Rec 17 NHS England Specialised Commissioning; NHS Supply Chain; NHS Digital; NHS England and …
Ensure that procurement of HD facilities and home therapies delivered in partnership with the independent sector offers consistent quality and cost-effectiveness across the NHS in England. a) Minimum specification contracts to be developed for independent sector HD and managed equipment service facilities, with scope for local flexibility. Contracts to include framework for price and clinical governance arrangements. b) A central register of procurement activity of dialysis facilities and services to be developed; price per therapy should be transparent in the NHS Spend Comparison Service (SCS) or an alternative NHS Digital mandatory contracts register. c) NHS England and NHS Improvement to develop a catalogue of standard consumable, equipment and service codes that can be used in purchase orders, enabling benchmarking of costs and ensuring consistency across the system. d) National contracts to be developed with the independent sector for home therapies which are patient-centred and include guarantees of geographical completeness.
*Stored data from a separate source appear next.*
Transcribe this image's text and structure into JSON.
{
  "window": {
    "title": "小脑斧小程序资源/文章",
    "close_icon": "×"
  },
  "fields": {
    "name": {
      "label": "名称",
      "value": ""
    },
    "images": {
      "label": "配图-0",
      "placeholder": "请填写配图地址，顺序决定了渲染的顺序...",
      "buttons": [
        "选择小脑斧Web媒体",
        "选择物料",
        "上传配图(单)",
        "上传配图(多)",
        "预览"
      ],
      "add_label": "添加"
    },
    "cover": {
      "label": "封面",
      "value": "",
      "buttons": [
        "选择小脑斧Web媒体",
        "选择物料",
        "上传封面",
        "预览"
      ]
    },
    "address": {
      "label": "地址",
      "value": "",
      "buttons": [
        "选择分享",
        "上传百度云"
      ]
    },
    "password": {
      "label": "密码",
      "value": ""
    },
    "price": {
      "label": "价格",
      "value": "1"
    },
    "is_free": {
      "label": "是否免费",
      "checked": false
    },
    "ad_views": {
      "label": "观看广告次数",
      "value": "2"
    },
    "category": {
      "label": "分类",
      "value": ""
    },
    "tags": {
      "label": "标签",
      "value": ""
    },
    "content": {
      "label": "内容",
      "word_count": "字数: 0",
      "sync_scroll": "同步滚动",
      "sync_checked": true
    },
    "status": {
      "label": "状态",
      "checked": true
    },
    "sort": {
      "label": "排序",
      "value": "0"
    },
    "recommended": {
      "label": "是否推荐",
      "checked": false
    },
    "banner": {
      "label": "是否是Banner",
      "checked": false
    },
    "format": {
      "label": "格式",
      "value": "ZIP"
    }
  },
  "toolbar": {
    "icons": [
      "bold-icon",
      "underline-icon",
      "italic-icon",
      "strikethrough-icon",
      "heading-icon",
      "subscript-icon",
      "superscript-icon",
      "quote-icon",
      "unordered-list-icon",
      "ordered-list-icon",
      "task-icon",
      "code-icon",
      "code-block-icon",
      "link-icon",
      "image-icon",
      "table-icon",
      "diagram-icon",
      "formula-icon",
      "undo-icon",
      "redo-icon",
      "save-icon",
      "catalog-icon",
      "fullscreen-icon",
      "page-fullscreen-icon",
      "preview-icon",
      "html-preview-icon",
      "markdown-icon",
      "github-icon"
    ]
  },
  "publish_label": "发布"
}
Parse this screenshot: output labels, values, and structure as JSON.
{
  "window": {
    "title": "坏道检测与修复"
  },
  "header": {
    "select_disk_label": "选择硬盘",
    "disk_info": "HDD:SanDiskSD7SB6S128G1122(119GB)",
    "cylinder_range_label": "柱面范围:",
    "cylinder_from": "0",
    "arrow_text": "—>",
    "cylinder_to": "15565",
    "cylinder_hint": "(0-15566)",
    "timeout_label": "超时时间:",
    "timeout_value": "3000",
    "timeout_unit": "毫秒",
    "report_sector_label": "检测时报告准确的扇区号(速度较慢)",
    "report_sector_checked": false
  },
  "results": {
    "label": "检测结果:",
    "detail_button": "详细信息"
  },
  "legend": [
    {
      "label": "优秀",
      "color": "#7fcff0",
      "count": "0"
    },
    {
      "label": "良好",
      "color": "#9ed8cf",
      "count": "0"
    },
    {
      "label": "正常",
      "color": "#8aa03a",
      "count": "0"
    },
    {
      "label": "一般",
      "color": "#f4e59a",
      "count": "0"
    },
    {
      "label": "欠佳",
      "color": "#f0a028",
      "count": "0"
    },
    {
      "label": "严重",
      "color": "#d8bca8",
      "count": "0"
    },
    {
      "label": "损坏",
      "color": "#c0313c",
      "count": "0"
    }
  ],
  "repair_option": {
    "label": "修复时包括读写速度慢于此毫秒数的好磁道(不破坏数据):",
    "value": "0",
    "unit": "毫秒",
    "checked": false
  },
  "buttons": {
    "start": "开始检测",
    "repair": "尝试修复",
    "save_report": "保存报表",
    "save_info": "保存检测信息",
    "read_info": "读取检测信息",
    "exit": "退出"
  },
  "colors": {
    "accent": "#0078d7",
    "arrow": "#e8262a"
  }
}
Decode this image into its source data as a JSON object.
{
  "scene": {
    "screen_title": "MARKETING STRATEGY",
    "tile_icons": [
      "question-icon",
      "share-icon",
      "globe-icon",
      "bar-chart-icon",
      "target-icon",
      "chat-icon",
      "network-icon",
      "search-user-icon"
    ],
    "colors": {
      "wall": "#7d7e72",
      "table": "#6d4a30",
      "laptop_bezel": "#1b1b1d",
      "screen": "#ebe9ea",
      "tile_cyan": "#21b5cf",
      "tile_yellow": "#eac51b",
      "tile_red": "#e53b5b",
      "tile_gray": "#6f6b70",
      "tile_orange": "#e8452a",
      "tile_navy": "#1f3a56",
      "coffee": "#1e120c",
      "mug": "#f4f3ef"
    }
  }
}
Rec 18 Clinicians; trust management; GIRFT; NHS Resolution; All trusts
Reduce litigation costs through application of the GIRFT programme's five-point plan (actions a-e) in addition to actions f and g which are specific to renal medicine. a) Clinicians and trust management to assess their benchmarked position compared with the national average when reviewing the estimated litigation cost per activity. Trusts would have received this information in the GIRFT litigation data pack. b) Clinicians and trust management to discuss with the legal department or claims handler claims submitted to NHS Resolution included in the data set to confirm correct coding to that department. Trusts to inform NHS Resolution of any claims that are not coded correctly to the appropriate specialty via CNSTHelpline@resolution.nhs.uk. c) Once claims have been verified clinicians and trust management to further review claims in detail including expert witness statements, panel firm reports and counsel advice as well as medical records to determine where patient care or documentation could be improved. If the legal department or claims handler needs additional assistance with this, each trust's panel firm should be able to provide support. d) Claims should be triangulated with learning themes from complaints, inquests and serious incidents (SIs); where a claim has not already been reviewed as an SI, this should be carried out to ensure no opportunity for learning is missed. e) Where trusts are outside the top quartile of trusts for litigation costs per activity, GIRFT will be asking national clinical leads and regional hubs to follow up and support trusts in the steps taken to learn from claims. They will also be able to share with trust examples of good practice where it would be of benefit. f) NHS Resolution, in collaboration with GIRFT, the renal providers and professionals, to define and publish the criteria by which they identify cases attributed to renal medicine, including all relevant surgical cases. g) Trusts to adopt these criteria when cases are referred to NHS Resolution and use them when reviewing claims as part of the GIRFT Programme's five-point plan.